Writing about Kaepernick, columnist Karina Bland told a story about how her Marine father admonished her for hissing at those who didn’t honor the Anthem. She wrote that her dad “explained that people get to decide, whether to stand still, or keep walking.… They can put their hands over their hearts, or let their arms hang loosely. They can remove their hats or leave them on. They can cheer proudly, or even jeer.” This is what America is all about, is the idea.
And the idea is a common mistake. When someone does something wrong that he has a legal right to do is precisely when society’s role begins. I have every right to consistently respond to others’ courtesies and kindness with a string of profanity.
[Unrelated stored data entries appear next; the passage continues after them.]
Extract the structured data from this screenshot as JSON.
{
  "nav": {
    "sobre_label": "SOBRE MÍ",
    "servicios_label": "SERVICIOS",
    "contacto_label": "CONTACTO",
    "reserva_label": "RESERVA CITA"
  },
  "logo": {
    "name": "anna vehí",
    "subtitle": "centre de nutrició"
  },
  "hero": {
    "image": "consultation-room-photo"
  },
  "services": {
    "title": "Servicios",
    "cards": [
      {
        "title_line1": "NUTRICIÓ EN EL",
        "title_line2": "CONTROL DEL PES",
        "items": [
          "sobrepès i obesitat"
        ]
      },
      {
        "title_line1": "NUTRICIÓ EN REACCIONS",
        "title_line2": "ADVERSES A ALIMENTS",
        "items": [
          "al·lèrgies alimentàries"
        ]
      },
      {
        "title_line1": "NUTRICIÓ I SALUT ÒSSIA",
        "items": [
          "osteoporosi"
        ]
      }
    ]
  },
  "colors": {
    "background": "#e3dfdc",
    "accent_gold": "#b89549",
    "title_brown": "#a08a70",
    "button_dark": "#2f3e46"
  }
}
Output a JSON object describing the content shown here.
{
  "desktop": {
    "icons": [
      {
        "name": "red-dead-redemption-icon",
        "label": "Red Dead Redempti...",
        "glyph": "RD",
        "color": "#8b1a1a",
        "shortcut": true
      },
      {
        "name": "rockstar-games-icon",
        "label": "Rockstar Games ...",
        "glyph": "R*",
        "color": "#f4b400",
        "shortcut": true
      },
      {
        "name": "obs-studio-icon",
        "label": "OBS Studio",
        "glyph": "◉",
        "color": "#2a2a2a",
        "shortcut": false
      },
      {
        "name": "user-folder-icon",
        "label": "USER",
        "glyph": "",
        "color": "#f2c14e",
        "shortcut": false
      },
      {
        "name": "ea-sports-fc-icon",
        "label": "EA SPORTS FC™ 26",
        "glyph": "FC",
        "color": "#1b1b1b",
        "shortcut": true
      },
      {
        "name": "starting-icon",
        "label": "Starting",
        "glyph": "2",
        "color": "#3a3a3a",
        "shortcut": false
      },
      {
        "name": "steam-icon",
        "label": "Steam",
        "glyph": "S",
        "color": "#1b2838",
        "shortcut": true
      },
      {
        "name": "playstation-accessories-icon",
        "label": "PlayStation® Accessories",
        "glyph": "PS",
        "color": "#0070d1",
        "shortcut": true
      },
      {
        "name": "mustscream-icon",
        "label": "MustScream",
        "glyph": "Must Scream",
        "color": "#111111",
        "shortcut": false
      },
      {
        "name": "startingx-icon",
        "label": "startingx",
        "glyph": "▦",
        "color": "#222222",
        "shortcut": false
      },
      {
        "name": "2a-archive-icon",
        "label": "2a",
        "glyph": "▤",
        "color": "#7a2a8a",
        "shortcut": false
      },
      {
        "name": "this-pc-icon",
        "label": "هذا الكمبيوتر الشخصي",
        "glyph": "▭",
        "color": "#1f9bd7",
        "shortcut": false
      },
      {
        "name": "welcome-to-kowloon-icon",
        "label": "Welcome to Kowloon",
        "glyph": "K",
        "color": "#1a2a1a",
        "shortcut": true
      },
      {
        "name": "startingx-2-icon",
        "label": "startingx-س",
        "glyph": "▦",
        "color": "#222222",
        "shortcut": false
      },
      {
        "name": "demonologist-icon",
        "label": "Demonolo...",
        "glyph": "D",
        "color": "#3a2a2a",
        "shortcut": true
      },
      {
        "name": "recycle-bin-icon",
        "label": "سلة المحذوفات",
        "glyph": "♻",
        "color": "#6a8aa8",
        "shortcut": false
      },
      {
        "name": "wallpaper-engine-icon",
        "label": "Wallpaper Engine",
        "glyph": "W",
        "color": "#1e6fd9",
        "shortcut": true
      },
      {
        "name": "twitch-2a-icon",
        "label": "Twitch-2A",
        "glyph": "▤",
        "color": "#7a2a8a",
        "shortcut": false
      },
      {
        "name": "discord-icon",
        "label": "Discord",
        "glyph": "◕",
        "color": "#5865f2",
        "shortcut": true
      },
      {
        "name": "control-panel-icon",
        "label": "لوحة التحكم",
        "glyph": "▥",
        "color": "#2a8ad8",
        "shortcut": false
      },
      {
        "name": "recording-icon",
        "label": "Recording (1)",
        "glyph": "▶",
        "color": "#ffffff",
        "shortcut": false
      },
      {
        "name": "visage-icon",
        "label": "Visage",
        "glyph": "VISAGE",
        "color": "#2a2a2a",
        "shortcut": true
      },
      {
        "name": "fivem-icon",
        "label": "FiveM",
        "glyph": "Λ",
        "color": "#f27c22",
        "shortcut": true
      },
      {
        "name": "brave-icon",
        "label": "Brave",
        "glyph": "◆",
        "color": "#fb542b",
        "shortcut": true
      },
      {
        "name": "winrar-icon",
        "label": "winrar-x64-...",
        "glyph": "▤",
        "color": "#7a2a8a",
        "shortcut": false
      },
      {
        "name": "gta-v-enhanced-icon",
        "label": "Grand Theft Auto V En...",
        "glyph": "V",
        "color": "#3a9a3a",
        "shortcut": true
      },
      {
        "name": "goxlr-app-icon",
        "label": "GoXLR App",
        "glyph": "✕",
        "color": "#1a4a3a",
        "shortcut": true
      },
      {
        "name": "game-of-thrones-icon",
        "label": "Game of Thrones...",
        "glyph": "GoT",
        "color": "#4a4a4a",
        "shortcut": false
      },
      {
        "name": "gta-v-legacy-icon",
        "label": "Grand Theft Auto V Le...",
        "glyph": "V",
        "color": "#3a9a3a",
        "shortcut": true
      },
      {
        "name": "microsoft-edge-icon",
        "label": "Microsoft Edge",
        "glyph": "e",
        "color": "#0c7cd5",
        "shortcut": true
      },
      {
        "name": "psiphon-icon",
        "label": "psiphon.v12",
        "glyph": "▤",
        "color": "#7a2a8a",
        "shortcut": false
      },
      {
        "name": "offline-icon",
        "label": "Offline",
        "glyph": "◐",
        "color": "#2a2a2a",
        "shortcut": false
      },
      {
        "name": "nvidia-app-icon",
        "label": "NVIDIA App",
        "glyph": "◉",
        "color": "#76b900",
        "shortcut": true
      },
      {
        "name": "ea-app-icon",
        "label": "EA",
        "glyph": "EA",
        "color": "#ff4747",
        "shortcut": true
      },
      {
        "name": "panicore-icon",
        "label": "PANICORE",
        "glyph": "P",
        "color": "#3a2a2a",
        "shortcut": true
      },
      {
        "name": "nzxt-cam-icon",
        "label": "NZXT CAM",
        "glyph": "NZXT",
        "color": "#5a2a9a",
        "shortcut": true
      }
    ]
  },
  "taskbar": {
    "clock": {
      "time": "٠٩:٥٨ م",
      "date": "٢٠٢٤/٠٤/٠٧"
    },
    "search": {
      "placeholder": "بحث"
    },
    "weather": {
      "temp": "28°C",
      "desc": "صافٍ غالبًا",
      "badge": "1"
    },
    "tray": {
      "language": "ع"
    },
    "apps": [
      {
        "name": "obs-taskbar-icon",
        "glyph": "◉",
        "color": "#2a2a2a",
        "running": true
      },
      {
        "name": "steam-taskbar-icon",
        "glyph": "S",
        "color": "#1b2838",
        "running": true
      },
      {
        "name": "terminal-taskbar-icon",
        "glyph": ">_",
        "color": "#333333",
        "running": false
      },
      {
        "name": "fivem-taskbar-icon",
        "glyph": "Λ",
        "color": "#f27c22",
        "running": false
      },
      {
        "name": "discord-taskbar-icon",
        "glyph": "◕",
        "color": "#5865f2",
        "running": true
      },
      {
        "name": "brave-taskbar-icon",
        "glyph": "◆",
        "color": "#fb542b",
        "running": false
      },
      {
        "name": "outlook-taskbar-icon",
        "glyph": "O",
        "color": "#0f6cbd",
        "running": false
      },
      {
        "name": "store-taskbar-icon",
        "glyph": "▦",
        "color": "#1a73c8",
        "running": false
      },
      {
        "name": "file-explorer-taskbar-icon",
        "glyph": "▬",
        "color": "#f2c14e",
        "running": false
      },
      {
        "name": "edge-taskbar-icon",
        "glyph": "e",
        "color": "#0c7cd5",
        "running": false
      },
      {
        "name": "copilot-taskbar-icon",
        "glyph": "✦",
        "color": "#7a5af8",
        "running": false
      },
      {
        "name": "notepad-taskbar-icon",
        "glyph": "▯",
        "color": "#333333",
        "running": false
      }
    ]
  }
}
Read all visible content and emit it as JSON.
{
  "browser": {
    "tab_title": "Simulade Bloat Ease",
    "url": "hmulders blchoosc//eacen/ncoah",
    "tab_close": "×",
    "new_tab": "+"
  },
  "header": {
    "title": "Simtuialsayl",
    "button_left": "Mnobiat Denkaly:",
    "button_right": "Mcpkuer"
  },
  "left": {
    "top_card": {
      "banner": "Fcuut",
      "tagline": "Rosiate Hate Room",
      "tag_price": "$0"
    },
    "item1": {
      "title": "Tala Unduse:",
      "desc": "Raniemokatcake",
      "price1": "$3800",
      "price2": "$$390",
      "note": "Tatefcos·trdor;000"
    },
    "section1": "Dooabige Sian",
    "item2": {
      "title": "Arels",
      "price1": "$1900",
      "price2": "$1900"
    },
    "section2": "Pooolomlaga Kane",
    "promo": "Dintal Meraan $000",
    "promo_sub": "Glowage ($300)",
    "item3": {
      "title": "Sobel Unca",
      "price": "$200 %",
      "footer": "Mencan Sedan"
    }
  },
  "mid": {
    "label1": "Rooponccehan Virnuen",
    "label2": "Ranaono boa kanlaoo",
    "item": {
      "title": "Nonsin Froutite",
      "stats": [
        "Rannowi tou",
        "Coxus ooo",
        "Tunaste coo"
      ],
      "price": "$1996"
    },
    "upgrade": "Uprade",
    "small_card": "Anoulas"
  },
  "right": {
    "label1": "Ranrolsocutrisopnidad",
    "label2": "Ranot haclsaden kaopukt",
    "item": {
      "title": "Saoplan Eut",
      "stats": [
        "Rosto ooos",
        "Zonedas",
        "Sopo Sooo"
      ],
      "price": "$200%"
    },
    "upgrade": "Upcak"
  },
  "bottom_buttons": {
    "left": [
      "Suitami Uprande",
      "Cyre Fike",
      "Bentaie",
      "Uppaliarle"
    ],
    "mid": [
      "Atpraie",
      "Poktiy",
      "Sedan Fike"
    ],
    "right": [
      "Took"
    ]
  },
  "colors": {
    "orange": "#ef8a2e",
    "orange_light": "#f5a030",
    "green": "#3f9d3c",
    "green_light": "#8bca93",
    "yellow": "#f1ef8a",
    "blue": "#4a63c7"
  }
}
And they have a right to scorn, ostracize, and refuse to hire me.
Freedom goes both ways.
And the right use of freedom is meant to counterbalance (and correct) the wrong use of freedom. But when it’s only used one way by one side, in the wrong way, a nation goes in the wrong direction. Apropos to this, philosopher G.K. Chesterton observed, “All conservatism is based upon the idea that if you leave things alone you leave them as they are. But you do not. If you leave a thing alone you leave it to a torrent of change.” If we said we wanted nothing whatsoever to do with government and the process of lawmaking and completely departed that sphere, we wouldn’t end up with no laws, nor would lawmaking cease. Some other group would assume that role and we’d end up with its laws. Likewise, every society has social laws (a social code), and what happens when — fancying that using social pressure is somehow un-American — conservatives and libertarians refuse to engage the social sphere? Social laws don’t disappear.
It’s just that some other group creates them.
And when the wrong group does, the result is what we witness all around us: The world’s Brendan Eichs get axed. Atlanta Braves pitcher John Rocker is suspended and ordered to undergo a psychiatric evaluation for making politically incorrect comments, while Kaepernick is applauded by some and tolerated by many. Businessmen are scorned and threatened (not to mention punished by government) for refusing to service faux weddings, amidst all other manner and form of politically correct persecution.
So sitting is the problem. When “live and let live” types sit on their hands with respect to the social sphere, it doesn’t create a libertarian country. It creates a vacuum to be filled by those who will live — and cause righteousness and the republic to die.